Length: 109 pages
Publisher: Entangled Publishing
Date Released: September 28, 2012
Purchasing Info: Author’s Website, Publisher’s Website, Goodreads, Amazon, Barnes & Noble
After the fall of the Mayan civilization, Kane, an immortal Night Walker, has taken refuge in France for over 800 years. The modern world holds little interest for him until the night he meets the Golden Thief and is robbed of much more than his pocket watch.
Marguerite Rousseau is living a double life. By day she is the assistant to an eccentric French artist, Antoine Berjon, and by night she dons elegant evening gowns to woo French dignitaries before lifting their wallets.
Sparks ignite when Kane captures the thief, but Marguerite harbors a dark secret that could ruin them both.
Night Thief is both a prequel and a sequel to Lisa Kessler’s Night Walker, the first published book in her Night series. I’ll say up front that I loved Night Walker (review here), and I read Night Thief because I was eager to learn more of her mysterious creatures who are, but are not quite, vampires.
Night Thief takes place earlier in history, Paris in the 1840s instead of San Diego California in the present, but we read it after Night Walker, so we know the Night Walkers. Also, the hero of Night Walker was made, while the hero of Night Thief was born. Kane has a much longer history.
But the love story doesn’t.
The greatest enemy of the immortal isn’t a weapon, it seems to be boredom. Or ennui. Kane is getting bored. In Paris!
Napoleon has just died and Kane is watching the funeral procession when he spots Marguerite. Not for the first time. They’ve been stalking each other. She wants to rob him, and he wants to catch her. Not because he cares about her thefts, but because the thief known as the Le Voleur D’or shakes him out of his doldrums.

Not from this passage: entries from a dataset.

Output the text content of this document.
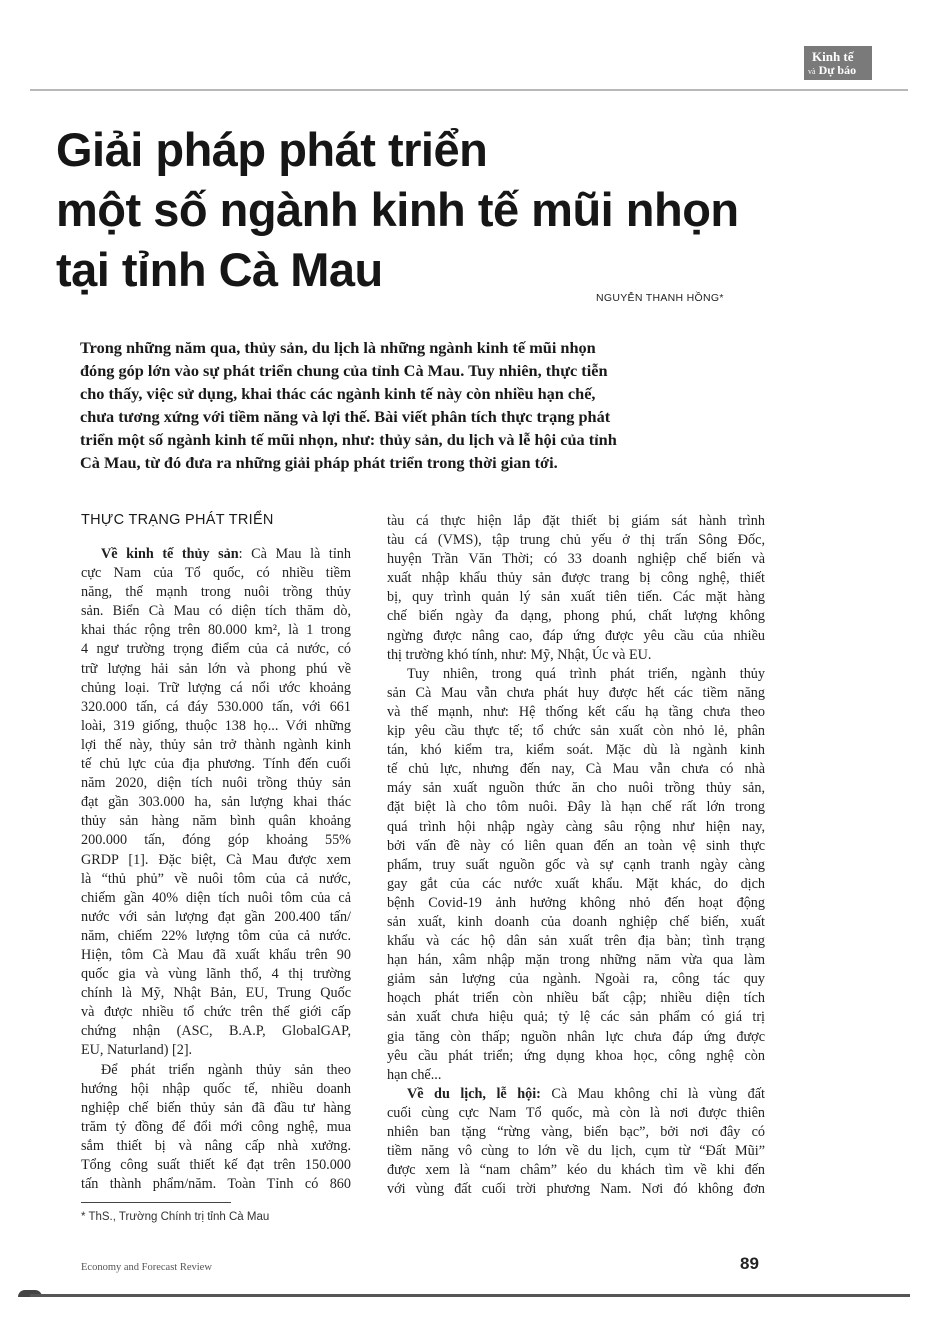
Kinh tế
và Dự báo
Giải pháp phát triển
một số ngành kinh tế mũi nhọn
tại tỉnh Cà Mau
NGUYỄN THANH HỒNG*
Trong những năm qua, thủy sản, du lịch là những ngành kinh tế mũi nhọn
đóng góp lớn vào sự phát triển chung của tỉnh Cà Mau. Tuy nhiên, thực tiễn
cho thấy, việc sử dụng, khai thác các ngành kinh tế này còn nhiều hạn chế,
chưa tương xứng với tiềm năng và lợi thế. Bài viết phân tích thực trạng phát
triển một số ngành kinh tế mũi nhọn, như: thủy sản, du lịch và lễ hội của tỉnh
Cà Mau, từ đó đưa ra những giải pháp phát triển trong thời gian tới.
THỰC TRẠNG PHÁT TRIỂN
Về kinh tế thủy sản: Cà Mau là tỉnh
cực Nam của Tổ quốc, có nhiều tiềm
năng, thế mạnh trong nuôi trồng thủy
sản. Biển Cà Mau có diện tích thăm dò,
khai thác rộng trên 80.000 km², là 1 trong
4 ngư trường trọng điểm của cả nước, có
trữ lượng hải sản lớn và phong phú về
chủng loại. Trữ lượng cá nổi ước khoảng
320.000 tấn, cá đáy 530.000 tấn, với 661
loài, 319 giống, thuộc 138 họ... Với những
lợi thế này, thủy sản trở thành ngành kinh
tế chủ lực của địa phương. Tính đến cuối
năm 2020, diện tích nuôi trồng thủy sản
đạt gần 303.000 ha, sản lượng khai thác
thủy sản hàng năm bình quân khoảng
200.000 tấn, đóng góp khoảng 55%
GRDP [1]. Đặc biệt, Cà Mau được xem
là “thủ phủ” về nuôi tôm của cả nước,
chiếm gần 40% diện tích nuôi tôm của cả
nước với sản lượng đạt gần 200.400 tấn/
năm, chiếm 22% lượng tôm của cả nước.
Hiện, tôm Cà Mau đã xuất khẩu trên 90
quốc gia và vùng lãnh thổ, 4 thị trường
chính là Mỹ, Nhật Bản, EU, Trung Quốc
và được nhiều tổ chức trên thế giới cấp
chứng nhận (ASC, B.A.P, GlobalGAP,
EU, Naturland) [2].
Để phát triển ngành thủy sản theo
hướng hội nhập quốc tế, nhiều doanh
nghiệp chế biến thủy sản đã đầu tư hàng
trăm tỷ đồng để đổi mới công nghệ, mua
sắm thiết bị và nâng cấp nhà xưởng.
Tổng công suất thiết kế đạt trên 150.000
tấn thành phẩm/năm. Toàn Tỉnh có 860
tàu cá thực hiện lắp đặt thiết bị giám sát hành trình
tàu cá (VMS), tập trung chủ yếu ở thị trấn Sông Đốc,
huyện Trần Văn Thời; có 33 doanh nghiệp chế biến và
xuất nhập khẩu thủy sản được trang bị công nghệ, thiết
bị, quy trình quản lý sản xuất tiên tiến. Các mặt hàng
chế biến ngày đa dạng, phong phú, chất lượng không
ngừng được nâng cao, đáp ứng được yêu cầu của nhiều
thị trường khó tính, như: Mỹ, Nhật, Úc và EU.
Tuy nhiên, trong quá trình phát triển, ngành thủy
sản Cà Mau vẫn chưa phát huy được hết các tiềm năng
và thế mạnh, như: Hệ thống kết cấu hạ tầng chưa theo
kịp yêu cầu thực tế; tổ chức sản xuất còn nhỏ lẻ, phân
tán, khó kiểm tra, kiểm soát. Mặc dù là ngành kinh
tế chủ lực, nhưng đến nay, Cà Mau vẫn chưa có nhà
máy sản xuất nguồn thức ăn cho nuôi trồng thủy sản,
đặt biệt là cho tôm nuôi. Đây là hạn chế rất lớn trong
quá trình hội nhập ngày càng sâu rộng như hiện nay,
bởi vấn đề này có liên quan đến an toàn vệ sinh thực
phẩm, truy suất nguồn gốc và sự cạnh tranh ngày càng
gay gắt của các nước xuất khẩu. Mặt khác, do dịch
bệnh Covid-19 ảnh hưởng không nhỏ đến hoạt động
sản xuất, kinh doanh của doanh nghiệp chế biến, xuất
khẩu và các hộ dân sản xuất trên địa bàn; tình trạng
hạn hán, xâm nhập mặn trong những năm vừa qua làm
giảm sản lượng của ngành. Ngoài ra, công tác quy
hoạch phát triển còn nhiều bất cập; nhiều diện tích
sản xuất chưa hiệu quả; tỷ lệ các sản phẩm có giá trị
gia tăng còn thấp; nguồn nhân lực chưa đáp ứng được
yêu cầu phát triển; ứng dụng khoa học, công nghệ còn
hạn chế...
Về du lịch, lễ hội: Cà Mau không chỉ là vùng đất
cuối cùng cực Nam Tổ quốc, mà còn là nơi được thiên
nhiên ban tặng “rừng vàng, biển bạc”, bởi nơi đây có
tiềm năng vô cùng to lớn về du lịch, cụm từ “Đất Mũi”
được xem là “nam châm” kéo du khách tìm về khi đến
với vùng đất cuối trời phương Nam. Nơi đó không đơn
* ThS., Trường Chính trị tỉnh Cà Mau
Economy and Forecast Review	89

Marguerite is more than just a pretty face. She’s even more than just a pretty thief. She already knows that the world holds more terrors than even the recent Revolution could have imagined. And that not all those terrors are human. Or at least, not human any longer.
Kane sees a spirited woman who has been harmed, and wants to protect her. Needs to protect her. His spirit cries out that he must.

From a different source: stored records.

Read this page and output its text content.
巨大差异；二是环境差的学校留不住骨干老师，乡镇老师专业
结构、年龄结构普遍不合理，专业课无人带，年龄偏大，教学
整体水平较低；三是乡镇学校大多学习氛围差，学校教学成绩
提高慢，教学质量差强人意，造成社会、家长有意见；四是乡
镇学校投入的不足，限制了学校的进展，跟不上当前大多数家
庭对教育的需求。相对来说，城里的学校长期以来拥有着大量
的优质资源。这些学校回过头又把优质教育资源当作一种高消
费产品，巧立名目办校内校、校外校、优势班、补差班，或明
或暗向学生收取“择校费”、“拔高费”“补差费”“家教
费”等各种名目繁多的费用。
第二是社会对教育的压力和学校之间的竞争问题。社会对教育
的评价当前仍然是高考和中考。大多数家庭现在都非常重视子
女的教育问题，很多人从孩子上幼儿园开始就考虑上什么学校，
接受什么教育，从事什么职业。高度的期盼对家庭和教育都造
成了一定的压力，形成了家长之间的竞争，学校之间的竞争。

Marguerite knows that any man who does not appear between the hours of sunrise and sunset is something otherworldly. Her experience of such is that he must be a monster, just like her master. She has no experience of the otherworld that is not monstrous.
It is only when Kane trusts her enough to let her see what he really is, that she discovers that not all who hunt the night are evil. Some protect. This one wants to protect her. At all costs.
Even against the vampire who once saved her.
Escape Rating B+: Marguerite’s dilemma is what catches the reader. She knows that there are things out there, she lives with one. He abuses her every night. Her master is a vampire. She steals in order to get enough money to escape him. Not just for herself, but also for her cousin. The ocean might be enough distance. She doesn’t know the bastard is toying with her.
Kane is her rescue, but only if she can believe in him. The worst part, for Marguerite, is that Antoine, the vampire, used to be her rescuer. Her father beat her, and Antoine got her out. But that was before he went vampire, of course. Now he’s the bad guy, and she needs another white knight. Maybe that should be a red knight. She’s aware that being rescued isn’t all it’s cracked up to be, that rescuers can become victimizers in their turn. Rescuing herself was a better idea, if she could have pulled it off.
In some ways, Night Thief doesn’t have the depth that Night Walker did. Calisto loved his love for two centuries, he just had to wait for her to be reincarnated. Kane has been around for much, much longer, but his history, stretching back to the Mayan Empire is only hinted at. I’d like to know more about how the Night Walkers came to be, and came to be scattered to the four winds. There’s a tragic story in their background, and I want to read it.